Em outro ponto da cidade, ergue-se imponente e intimidador o prédio com seus muitos andares. Seu interior é atravessado por longos corredores com caminhadas apressadas, ruídos metálicos e o sobe e desce do elevador. Melhor, quatro elevadores que têm seu próprio tempo (que fique aqui registrado). No horizonte, pela vista emoldurada das janelas, vê-se um mar de casas e belas montanhas que, ali, só os olhos podem alcançar.
Desembarcam em frente à maternidade, carregando histórias sem pé nem cabeça, a fantasia de uma suíte master humanizada (?) com serviço de quarto 24h e nenhum bebê dentro ou fora das barrigas. Rumam para o grande prédio, pelo mesmo caminho onde anos antes fizeram aquelas muitas serenatas… O tempo passa, as palhaças e palhaços são outros, mas alguns permanecem os mesmos (ou não).
E dá-se então o encontro entre cores e concreto, num misto de luz e sombra, riso e lágrimas, silêncio e som. Existem dias e dias, é claro. Dias arrastados de encontros conversados. Dias enérgicos de encontros entusiasmados. E dias sensíveis, de encontros entre olhos marejados e narizes vermelhos. Todos eles em sua paradoxal singularidade, afinal, tratam-se dos encontros.
Satisfeitos ou não, mais ou menos arrebatados, irremediavelmente atrapalhados, os encontros findam. Palhaças e palhaços caminham para o mesmo lugar, esperando pelo mesmo automóvel laranja ou preto, plausível ou chique.
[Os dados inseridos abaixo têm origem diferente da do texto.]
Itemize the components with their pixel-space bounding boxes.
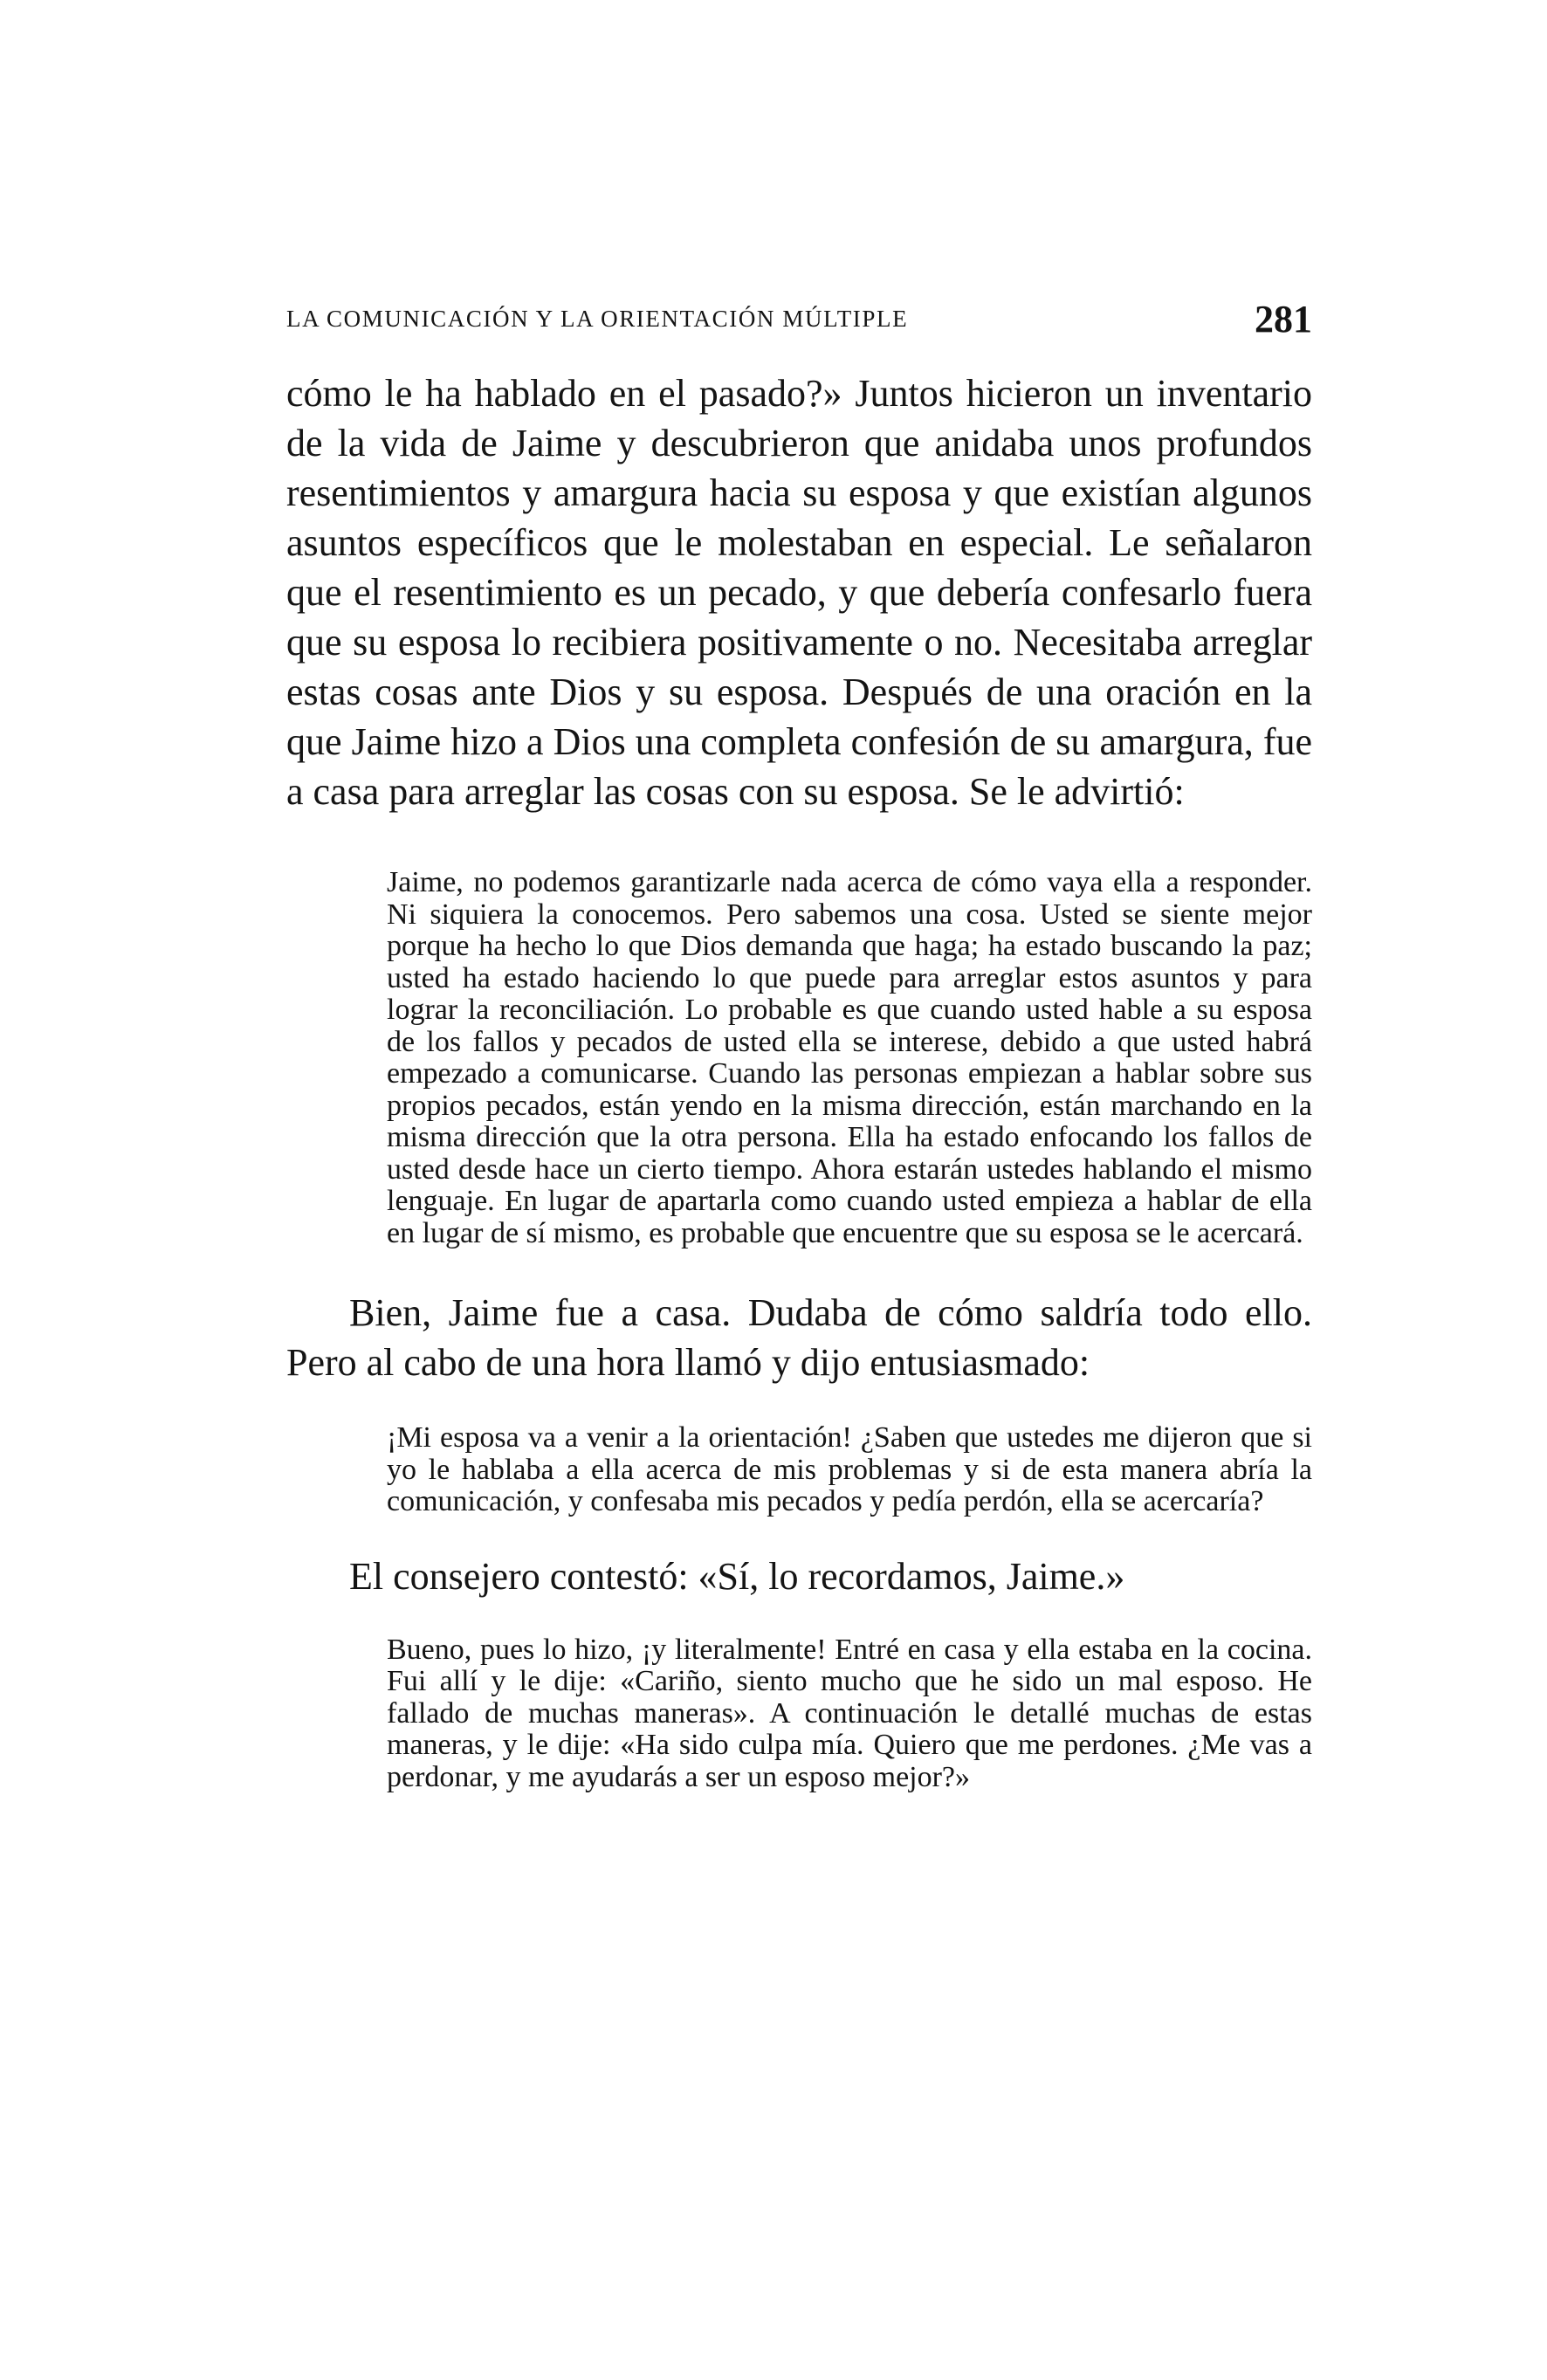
block-quote-3: Bueno, pues lo hizo, ¡y literalmente! Entré en casa y ella estaba en la cocina. Fui allí y le dije: «Cariño, siento mucho que he sido un mal esposo. He fallado de muchas maneras». A continuación le detallé muchas de estas maneras, y le dije: «Ha sido culpa mía. Quiero que me perdones. ¿Me vas a perdonar, y me ayudarás a ser un esposo mejor?»	[387, 1633, 1312, 1793]
block-quote-1: Jaime, no podemos garantizarle nada acerca de cómo vaya ella a responder. Ni siquiera la conocemos. Pero sabemos una cosa. Usted se siente mejor porque ha hecho lo que Dios demanda que haga; ha estado buscando la paz; usted ha estado haciendo lo que puede para arreglar estos asuntos y para lograr la reconciliación. Lo probable es que cuando usted hable a su esposa de los fallos y pecados de usted ella se interese, debido a que usted habrá empezado a comunicarse. Cuando las personas empiezan a hablar sobre sus propios pecados, están yendo en la misma dirección, están marchando en la misma dirección que la otra persona. Ella ha estado enfocando los fallos de usted desde hace un cierto tiempo. Ahora estarán ustedes hablando el mismo lenguaje. En lugar de apartarla como cuando usted empieza a hablar de ella en lugar de sí mismo, es probable que encuentre que su esposa se le acercará.	[387, 866, 1312, 1249]
paragraph-1: cómo le ha hablado en el pasado?» Juntos hicieron un inventario de la vida de Jaime y descubrieron que anidaba unos profundos resentimientos y amargura hacia su esposa y que existían algunos asuntos específicos que le molestaban en especial. Le señalaron que el resentimiento es un pecado, y que debería confesarlo fuera que su esposa lo recibiera positivamente o no. Necesitaba arreglar estas cosas ante Dios y su esposa. Después de una oración en la que Jaime hizo a Dios una completa confesión de su amargura, fue a casa para arreglar las cosas con su esposa. Se le advirtió:	[286, 372, 1312, 813]
page-number: 281	[1255, 298, 1312, 340]
running-header	[286, 297, 1312, 349]
book-page	[286, 297, 1312, 1793]
paragraph-3: El consejero contestó: «Sí, lo recordamos, Jaime.»	[349, 1554, 1125, 1598]
chapter-title: LA COMUNICACIÓN Y LA ORIENTACIÓN MÚLTIPLE	[286, 306, 909, 332]
paragraph-2: Bien, Jaime fue a casa. Dudaba de cómo saldría todo ello. Pero al cabo de una hora llamó y dijo entusiasmado:	[286, 1291, 1312, 1384]
block-quote-2: ¡Mi esposa va a venir a la orientación! ¿Saben que ustedes me dijeron que si yo le hablaba a ella acerca de mis problemas y si de esta manera abría la comunicación, y confesaba mis pecados y pedía perdón, ella se acercaría?	[387, 1421, 1312, 1517]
O prédio, naturalmente, permanece imóvel.
A prova da efêmera passagem não pode ser coletada através de digitais, através de pegadas sobre o chão lustroso e rigorosamente higienizado ou mesmo registrada em fotos e vídeos. A prova se dá pelo invisível que ecoa nos olhos, bocas, braços e corpos tocados pelo encontro. Pelo movimento peculiar que se nota não durante, mas após a passagem: o rastro.